The goal of this project was specifically to analyze `Ask HN` or `Show HN` with comments.
The original [data set](https://www.kaggle.com/hacker-news/hacker-news-posts) was reduced from almost 300,000 rows to approximately 20,000 rows by removing all submissions that did not receive any comments, and then randomly sampling from the remaining submissions.
The code above applied the original set might then produce different results.

## Conclusion

According to the [data set documentation](https://www.kaggle.com/hacker-news/hacker-news-posts), the timezone used is Eastern Time in the US. Meaning, 15:00 = 3PM.

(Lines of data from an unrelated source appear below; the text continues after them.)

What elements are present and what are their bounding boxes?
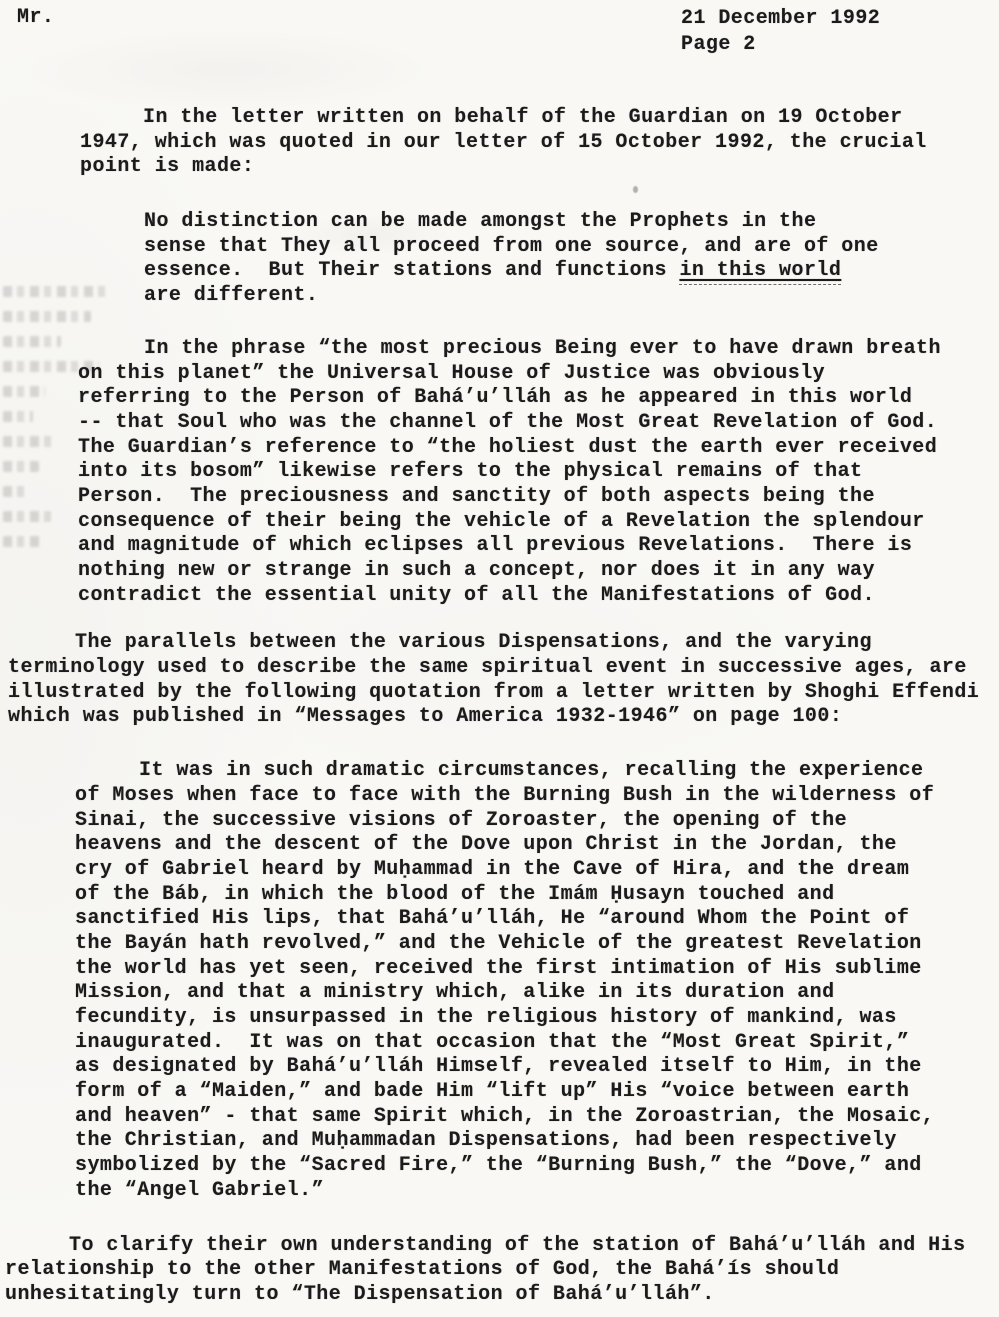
text-line: as designated by Bahá’u’lláh Himself, re… [75, 1055, 999, 1080]
text-line: the Bayán hath revolved,” and the Vehicl… [75, 932, 999, 957]
page-header: 21 December 1992 Page 2 [681, 6, 880, 58]
text-line: heavens and the descent of the Dove upon… [75, 833, 999, 858]
text-line: form of a “Maiden,” and bade Him “lift u… [75, 1080, 999, 1105]
text-line: Mission, and that a ministry which, alik… [75, 981, 999, 1006]
text-line: the “Angel Gabriel.” [75, 1179, 999, 1204]
text-line: To clarify their own understanding of th… [5, 1234, 999, 1259]
text-line: The Guardian’s reference to “the holiest… [78, 436, 999, 461]
block-quote-guardian-letter: No distinction can be made amongst the P… [144, 210, 999, 309]
letter-date: 21 December 1992 [681, 6, 880, 32]
paragraph-intro: In the letter written on behalf of the G… [80, 106, 999, 180]
text-line: symbolized by the “Sacred Fire,” the “Bu… [75, 1154, 999, 1179]
text-line: In the letter written on behalf of the G… [80, 106, 999, 131]
text-line: and magnitude of which eclipses all prev… [78, 534, 999, 559]
text-line: the Christian, and Muḥammadan Dispensati… [75, 1129, 999, 1154]
text-line: -- that Soul who was the channel of the … [78, 411, 999, 436]
text-line: on this planet” the Universal House of J… [78, 362, 999, 387]
underlined-phrase: in this world [679, 259, 841, 285]
text-line: essence. But Their stations and function… [144, 259, 999, 284]
text-line: consequence of their being the vehicle o… [78, 510, 999, 535]
page-number: Page 2 [681, 32, 880, 58]
text-line: contradict the essential unity of all th… [78, 584, 999, 609]
text-line: sanctified His lips, that Bahá’u’lláh, H… [75, 907, 999, 932]
block-quote-shoghi-effendi: It was in such dramatic circumstances, r… [75, 759, 999, 1203]
text-line: illustrated by the following quotation f… [8, 681, 999, 706]
text-line: of the Báb, in which the blood of the Im… [75, 883, 999, 908]
text-line: of Moses when face to face with the Burn… [75, 784, 999, 809]
text-line: the world has yet seen, received the fir… [75, 957, 999, 982]
letter-document-page: Mr. 21 December 1992 Page 2 In the lette… [0, 0, 999, 1317]
text-line: into its bosom” likewise refers to the p… [78, 460, 999, 485]
text-line: fecundity, is unsurpassed in the religio… [75, 1006, 999, 1031]
text-line: The parallels between the various Dispen… [8, 631, 999, 656]
text-line: relationship to the other Manifestations… [5, 1258, 999, 1283]
addressee-prefix: Mr. [17, 6, 54, 31]
text-line: point is made: [80, 155, 999, 180]
text-line: cry of Gabriel heard by Muḥammad in the … [75, 858, 999, 883]
paragraph-precious-being: In the phrase “the most precious Being e… [78, 337, 999, 609]
text-line: unhesitatingly turn to “The Dispensation… [5, 1283, 999, 1308]
text-line: terminology used to describe the same sp… [8, 656, 999, 681]
text-line: inaugurated. It was on that occasion tha… [75, 1031, 999, 1056]
text-segment: essence. But Their stations and function… [144, 259, 679, 282]
paragraph-parallels: The parallels between the various Dispen… [8, 631, 999, 730]
letter-body: In the letter written on behalf of the G… [0, 106, 999, 1308]
text-line: referring to the Person of Bahá’u’lláh a… [78, 386, 999, 411]
text-line: In the phrase “the most precious Being e… [78, 337, 999, 362]
text-line: and heaven” - that same Spirit which, in… [75, 1105, 999, 1130]
text-line: It was in such dramatic circumstances, r… [75, 759, 999, 784]
text-line: Sinai, the successive visions of Zoroast… [75, 809, 999, 834]
text-line: nothing new or strange in such a concept… [78, 559, 999, 584]
text-line: No distinction can be made amongst the P… [144, 210, 999, 235]
text-line: are different. [144, 284, 999, 309]
paragraph-conclusion: To clarify their own understanding of th… [5, 1234, 999, 1308]
text-line: 1947, which was quoted in our letter of … [80, 131, 999, 156]
text-line: Person. The preciousness and sanctity of… [78, 485, 999, 510]
text-line: sense that They all proceed from one sou… [144, 235, 999, 260]
text-line: which was published in “Messages to Amer… [8, 705, 999, 730]
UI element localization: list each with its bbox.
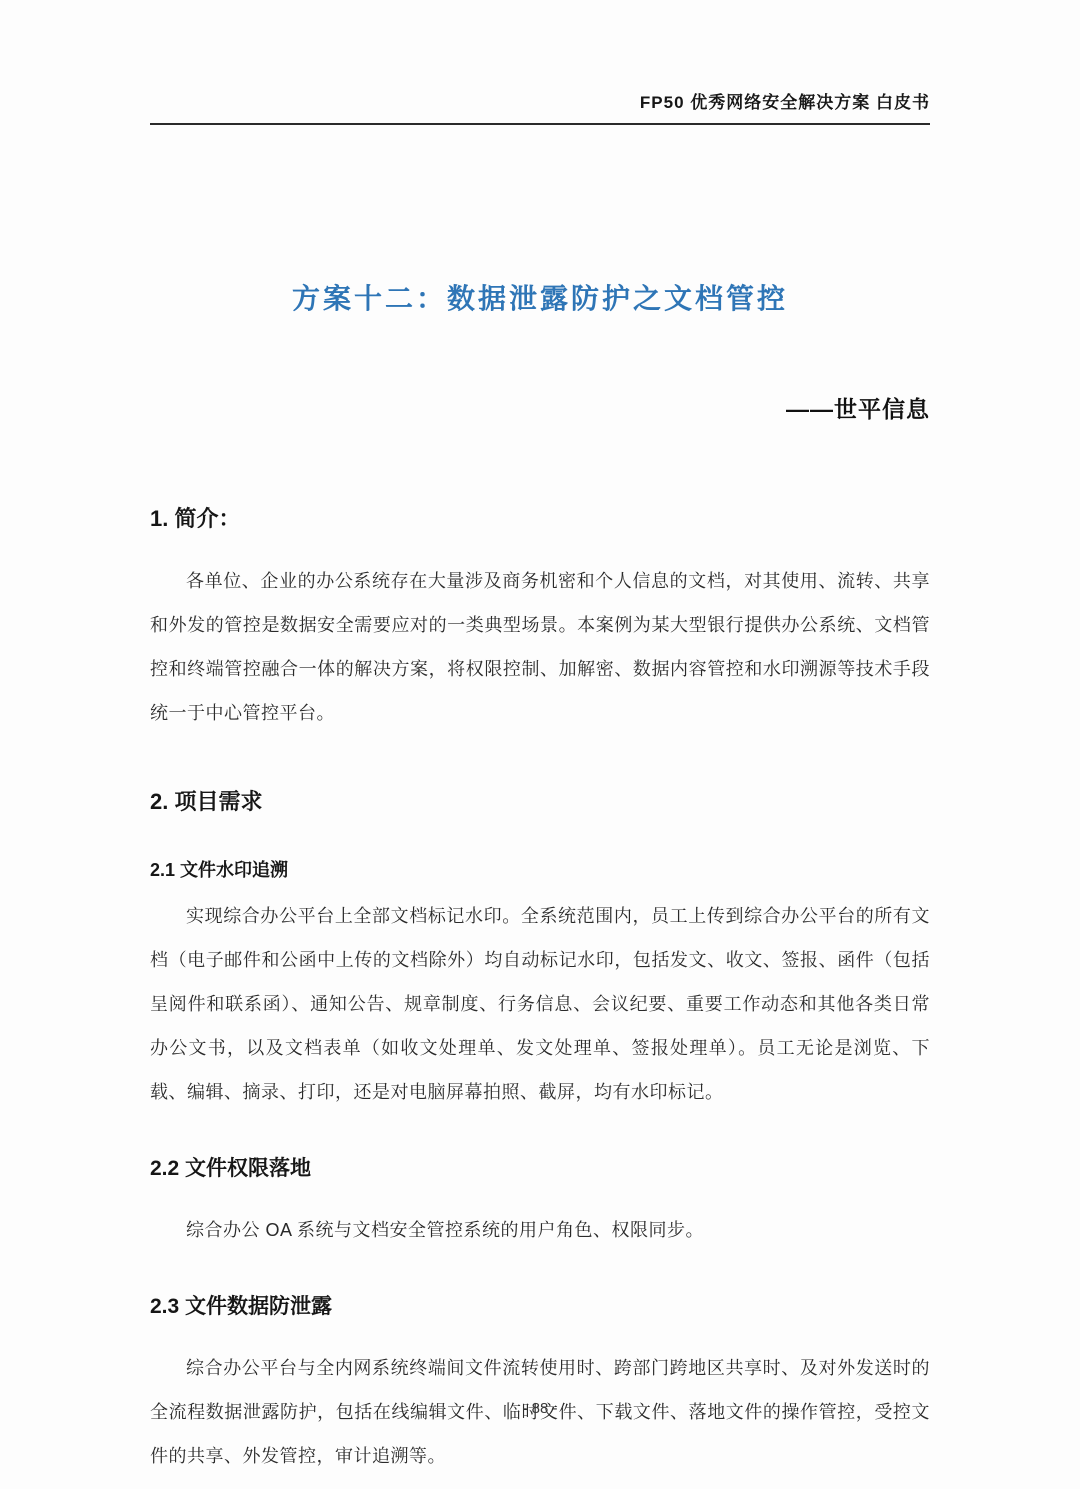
document-title: 方案十二：数据泄露防护之文档管控	[150, 277, 930, 317]
section-heading-intro: 1. 简介：	[150, 502, 930, 533]
vendor-byline: ——世平信息	[150, 391, 930, 424]
subsection-heading-permission: 2.2 文件权限落地	[150, 1152, 930, 1182]
document-page: FP50 优秀网络安全解决方案 白皮书 方案十二：数据泄露防护之文档管控 ——世…	[0, 0, 1080, 1489]
page-number: - 88 -	[0, 1400, 1080, 1417]
watermark-paragraph: 实现综合办公平台上全部文档标记水印。全系统范围内，员工上传到综合办公平台的所有文…	[150, 894, 930, 1114]
subsection-heading-dlp: 2.3 文件数据防泄露	[150, 1290, 930, 1320]
header-divider	[150, 123, 930, 125]
running-header: FP50 优秀网络安全解决方案 白皮书	[150, 0, 930, 113]
section-heading-requirements: 2. 项目需求	[150, 785, 930, 816]
intro-paragraph: 各单位、企业的办公系统存在大量涉及商务机密和个人信息的文档，对其使用、流转、共享…	[150, 559, 930, 735]
permission-paragraph: 综合办公 OA 系统与文档安全管控系统的用户角色、权限同步。	[150, 1208, 930, 1252]
subsection-heading-watermark: 2.1 文件水印追溯	[150, 856, 930, 882]
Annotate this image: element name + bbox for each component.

From the results of our analyze:
    The best hour to `Ask HN` is 3PM. But the best interval is 3-9PM.
    People are back from work and are more flexible to run some errands than earlier in the day with a peak at 3PM.
There are more avenues to explore, more questions to ask and answer. Our imagination is the limit.